With a naturally aspirated Cosworth V12 that revs faster than the speed of light and a literal fan affixed to the back, Gordon Murray Automotive’s T.50 is a special hypercar. And while it was built to be somewhat civilized on the road, it’s really tuned to be a joy on the track. The McLaren F1 designer recognized the need for a truly daily supercar, so he made this: the T.33.
At first blush, the T.33 seems like a T.50 lite” While the T.50 costs $3 million, the T.33 is priced at an affordable $1.85 million. And where the T.50 tips the scales at a featherweight 2,173 pounds, the T.33's creature comforts land it at 2,403 pounds. Not that that’s anything anyone should complain about, considering that’s pretty much dead even with a new Miata.
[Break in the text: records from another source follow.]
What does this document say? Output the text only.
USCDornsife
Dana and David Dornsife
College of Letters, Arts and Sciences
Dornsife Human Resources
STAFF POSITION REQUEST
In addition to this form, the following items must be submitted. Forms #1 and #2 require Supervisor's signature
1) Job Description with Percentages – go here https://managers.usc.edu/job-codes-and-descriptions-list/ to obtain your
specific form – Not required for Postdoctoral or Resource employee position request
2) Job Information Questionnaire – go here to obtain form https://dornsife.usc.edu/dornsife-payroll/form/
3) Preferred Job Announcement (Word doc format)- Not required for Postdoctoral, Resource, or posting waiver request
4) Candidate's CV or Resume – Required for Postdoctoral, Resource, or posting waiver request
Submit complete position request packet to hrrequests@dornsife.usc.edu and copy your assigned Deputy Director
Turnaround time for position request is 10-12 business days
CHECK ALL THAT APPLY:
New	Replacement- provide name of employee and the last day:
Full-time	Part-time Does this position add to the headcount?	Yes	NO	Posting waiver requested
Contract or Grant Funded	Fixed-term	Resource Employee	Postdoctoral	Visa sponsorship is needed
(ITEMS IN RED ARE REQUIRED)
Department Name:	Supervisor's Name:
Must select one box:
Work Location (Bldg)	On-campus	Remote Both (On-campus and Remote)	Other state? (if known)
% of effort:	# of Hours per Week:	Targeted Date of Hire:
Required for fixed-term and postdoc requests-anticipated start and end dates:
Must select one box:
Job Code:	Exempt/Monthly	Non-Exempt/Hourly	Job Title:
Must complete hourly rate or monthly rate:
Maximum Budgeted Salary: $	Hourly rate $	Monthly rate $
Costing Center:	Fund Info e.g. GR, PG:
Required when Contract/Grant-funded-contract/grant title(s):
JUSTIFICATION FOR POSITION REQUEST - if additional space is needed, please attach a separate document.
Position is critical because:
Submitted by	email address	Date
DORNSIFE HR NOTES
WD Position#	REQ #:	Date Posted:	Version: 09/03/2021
But elsewhere, the T.33 makes fewer compromises than you’d think. Of course, there’s no fan. But there is still that gem of a V12, with all its 3.9 liters. It’s been “retuned rather than detuned,” Murray slickly told Top Gear, now hitting a 11,000 RPM redline and developing 607 horsepower in the T.33, unlike the 653 HP of the T.50. Also, unlike the six-speed manual-only T.50, the T.33 can be ordered with paddle shifters. Not that anyone is doing that at the moment — the designer told Car & Driver he’s pre-sold half the run of 100, and so far only two customers have opted against the H-pattern.
Here’s what else he had to say about the powertrain, again courtesy of Top Gear:
Murray says carefully, the changes encompassing modified cylinder heads, completely new camshafts, variable valve timing, and reworked engine mapping. There’s also a new ram induction intake, a new exhaust system, and the engine mountings and cooling are all specific to the T.33. “I’ve always wanted to do a motor car where the airbox is fitted to the engine like a Seventies Formula One car,” Murray says. “On the T.33 it moves independently of the car even though it overshoots the roof.”
Speaking of, that airbox is a nice addition to one of Murray’s classically unfussy designs. The guy’s been outspoken about the aesthetic garishness and showmanship of modern hypercars, and every time he says as much I raise my arms in emphatic endorsement. The T.33 draws lots of inspiration from classics like the Alfa Romeo 33 Stradale — a car that Murray lists among his all-time favorites. You can see it in the unbroken, wraparound canopy of the cockpit and engine cover, and the soft haunches with barely any defined edge to them. There doesn’t appear to be a flat or mostly-flat surface on the entire car.
I’d contend the front is a little featureless and generic — the headlights remind me of the Ferrari California, Jaguar CX-75 or even the Ferrari P540 Superfast Aperta. It’s a little dated, a little early 2010s, but at least it isn’t plotting ways to eat you with its five jaws.
We know Murray can make an excellent driver’s car, so personally I’m more interested in why the T.33 is so good at the everyday routine compared to, say, an Audi R8. Another excerpt sheds a little light on that, though not enough:
We weren’t able to sit in the T.33 but Murray is zealous about analogue and expensively engineered switchgear and even more fastidious about delivering the perfect driving position. What he doesn’t like, though, are touchscreens, although there is Apple CarPlay and Android Auto connectivity. A flood-lit, 120mm diameter rev counter takes centre-stage, and the aero, lights and air con controls are arranged round the driver. There’s 280 litres of luggage space, room for six decently sized cases.
280 liters translates to 9.8 cubic feet of cargo room, and in the T.33, it’s split between three compartments: a frunk and two side areas, just ahead of the rear wheels. The C8 Corvette has 12.6 cubic feet of combined space, for comparison.
I know it’s of absolutely zero consequence to anyone who can afford one of these things, but I’ll give $100 to the first T.33 owner that publishes a year-long review. However, my condition is they better use the damn thing. Pick the kids up from school in it; take it on every agonizing trip to and from the yacht. Somebody needs to evaluate these claims. It’ll be a minute until that’s possible though, as deliveries won’t begin until 2024.